Russian groups reportedly placed dark posts on Facebook referencing the Black Lives Matter movement to inflame racial tension in Ferguson, Mo., and Baltimore.
Currently, no law requires such ads to disclose who paid for them, what other ads or issues they promote, whom the ads were directed at and for how long. Such information is readily available on other mediums such as TV to ensure voters aren't being misled or manipulated.
Senate democrats Amy Klobuchar of Minnesota and Mark Warner of Virginia unveiled legislation Thursday called the Honest Ads Act, which would make political ads on social media subject to the same rules as on traditional media.
"As the technology companies continue to grow in the political advertising space, the importance of greater transparency and disclosure will only grow along with it," said Rep. Adam Schiff, the ranking Democrat on the House Intelligence Committee, who favors regulating political ads online.
There is no evidence the Russian ads were linked to the Trump campaign. But there's a strong belief in some quarters that Facebook was a difference maker in helping Trump take the White House through persuasion and fundraising.
Trump's digital team was able to fire up new support and amass $240 million in small donations, mostly through Facebook, at a cost of $94 million. That's about 20% better than a typical return on investment in digital campaigns, industry officials said.
"I understood early that Facebook was how Donald Trump was going to win," Brad Parscale, the Trump campaign's digital director, told CBS' "60 Minutes" this month. "Twitter is how he talked to the people. Facebook was going to be how he won."
Parscale even said Facebook embedded Republican employees in the Trump campaign to help them maximize the platform's potential. Facebook reportedly offered the same level of support to the Clinton campaign but was turned down.
Facebook did not reply to requests for comment.
David Karpf, an associate professor at George Washington University and author of "Analytic Activism: Digital Listening and the New Political Strategy," said it would have been fair to refuse Facebook's assistance based on the social network's performance in the 2014 election cycle.
But by 2016, Facebook's data were exponentially more robust and precise at prospecting for would-be supporters and donors. The Trump team, unburdened by expectations, took a chance.

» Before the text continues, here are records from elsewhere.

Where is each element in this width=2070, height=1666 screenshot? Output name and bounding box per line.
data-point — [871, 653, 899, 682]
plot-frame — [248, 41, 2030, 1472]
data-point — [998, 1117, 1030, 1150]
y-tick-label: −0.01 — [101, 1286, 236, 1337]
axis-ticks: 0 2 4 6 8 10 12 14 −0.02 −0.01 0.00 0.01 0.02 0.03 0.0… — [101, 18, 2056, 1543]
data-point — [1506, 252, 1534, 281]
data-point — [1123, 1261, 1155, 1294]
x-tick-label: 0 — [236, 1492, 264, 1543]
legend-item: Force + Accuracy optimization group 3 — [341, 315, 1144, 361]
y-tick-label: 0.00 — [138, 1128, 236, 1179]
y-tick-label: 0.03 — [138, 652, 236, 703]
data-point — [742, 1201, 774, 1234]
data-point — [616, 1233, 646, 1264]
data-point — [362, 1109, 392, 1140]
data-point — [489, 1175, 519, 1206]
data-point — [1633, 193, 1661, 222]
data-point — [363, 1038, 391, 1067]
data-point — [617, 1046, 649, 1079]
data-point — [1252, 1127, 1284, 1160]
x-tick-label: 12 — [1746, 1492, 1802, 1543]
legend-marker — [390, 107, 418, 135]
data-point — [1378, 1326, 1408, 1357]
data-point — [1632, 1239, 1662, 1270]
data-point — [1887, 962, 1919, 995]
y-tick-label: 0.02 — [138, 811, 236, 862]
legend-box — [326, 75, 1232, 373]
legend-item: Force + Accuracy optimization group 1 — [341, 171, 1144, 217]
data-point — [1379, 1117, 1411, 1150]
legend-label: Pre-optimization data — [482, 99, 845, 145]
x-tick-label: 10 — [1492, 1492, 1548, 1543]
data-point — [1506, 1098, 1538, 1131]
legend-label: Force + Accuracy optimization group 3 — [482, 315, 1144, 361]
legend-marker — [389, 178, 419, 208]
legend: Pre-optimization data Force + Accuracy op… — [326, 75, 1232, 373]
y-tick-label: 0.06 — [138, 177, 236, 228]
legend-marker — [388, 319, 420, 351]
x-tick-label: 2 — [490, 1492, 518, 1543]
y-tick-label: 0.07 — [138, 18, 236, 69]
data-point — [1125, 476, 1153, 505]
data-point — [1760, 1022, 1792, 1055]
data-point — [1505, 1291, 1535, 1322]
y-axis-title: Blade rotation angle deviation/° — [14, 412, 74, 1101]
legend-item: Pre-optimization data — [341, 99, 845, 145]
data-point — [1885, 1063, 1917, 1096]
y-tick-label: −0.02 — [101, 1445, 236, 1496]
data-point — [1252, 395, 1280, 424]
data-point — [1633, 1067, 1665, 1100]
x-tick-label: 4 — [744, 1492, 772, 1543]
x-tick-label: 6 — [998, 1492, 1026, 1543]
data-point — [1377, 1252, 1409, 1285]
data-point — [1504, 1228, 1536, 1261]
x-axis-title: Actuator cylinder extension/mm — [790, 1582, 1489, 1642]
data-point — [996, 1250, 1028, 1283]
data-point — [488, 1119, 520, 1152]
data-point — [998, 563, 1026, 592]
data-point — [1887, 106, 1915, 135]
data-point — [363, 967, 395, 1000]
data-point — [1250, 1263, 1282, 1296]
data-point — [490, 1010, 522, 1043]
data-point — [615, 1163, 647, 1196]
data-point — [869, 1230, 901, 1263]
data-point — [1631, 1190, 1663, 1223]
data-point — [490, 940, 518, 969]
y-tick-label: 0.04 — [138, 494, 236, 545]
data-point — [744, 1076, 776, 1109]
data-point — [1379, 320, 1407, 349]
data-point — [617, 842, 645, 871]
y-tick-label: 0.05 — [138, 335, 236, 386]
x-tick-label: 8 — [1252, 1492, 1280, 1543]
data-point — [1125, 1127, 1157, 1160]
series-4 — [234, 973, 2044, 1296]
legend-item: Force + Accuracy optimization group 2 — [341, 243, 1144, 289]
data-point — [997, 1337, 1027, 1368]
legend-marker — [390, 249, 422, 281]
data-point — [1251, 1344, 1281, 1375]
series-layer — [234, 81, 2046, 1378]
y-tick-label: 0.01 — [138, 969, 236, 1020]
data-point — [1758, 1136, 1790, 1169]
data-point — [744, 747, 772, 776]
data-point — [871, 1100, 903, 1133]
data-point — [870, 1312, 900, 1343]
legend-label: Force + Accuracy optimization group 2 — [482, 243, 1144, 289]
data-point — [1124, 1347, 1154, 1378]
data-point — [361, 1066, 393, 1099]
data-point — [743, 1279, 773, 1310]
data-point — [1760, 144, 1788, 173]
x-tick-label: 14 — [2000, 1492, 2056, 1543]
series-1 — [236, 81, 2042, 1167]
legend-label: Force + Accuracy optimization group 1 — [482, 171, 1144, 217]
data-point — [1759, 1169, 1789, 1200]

"It sounds like Facebook went to both campaigns and said they had magic beans," Karpf said. "The Clinton team said, 'We'll pass, we've seen the returns,' and Parscale and the Trump team said 'Magic beans? Take my money.' We can call it dumb luck or stumbling into innovation."
The response from both parties, despite the likelihood voters were manipulated by a foreign nation state, will be to spend more on the world's biggest social network and other social media platforms.
"We certainly hope Democratic campaigns spend more on digital advertising this cycle but not because of Russia," said Patrick McHugh, executive director of Priorities USA, a Democratic super PAC. "It's just the smart thing to do if you want to win elections."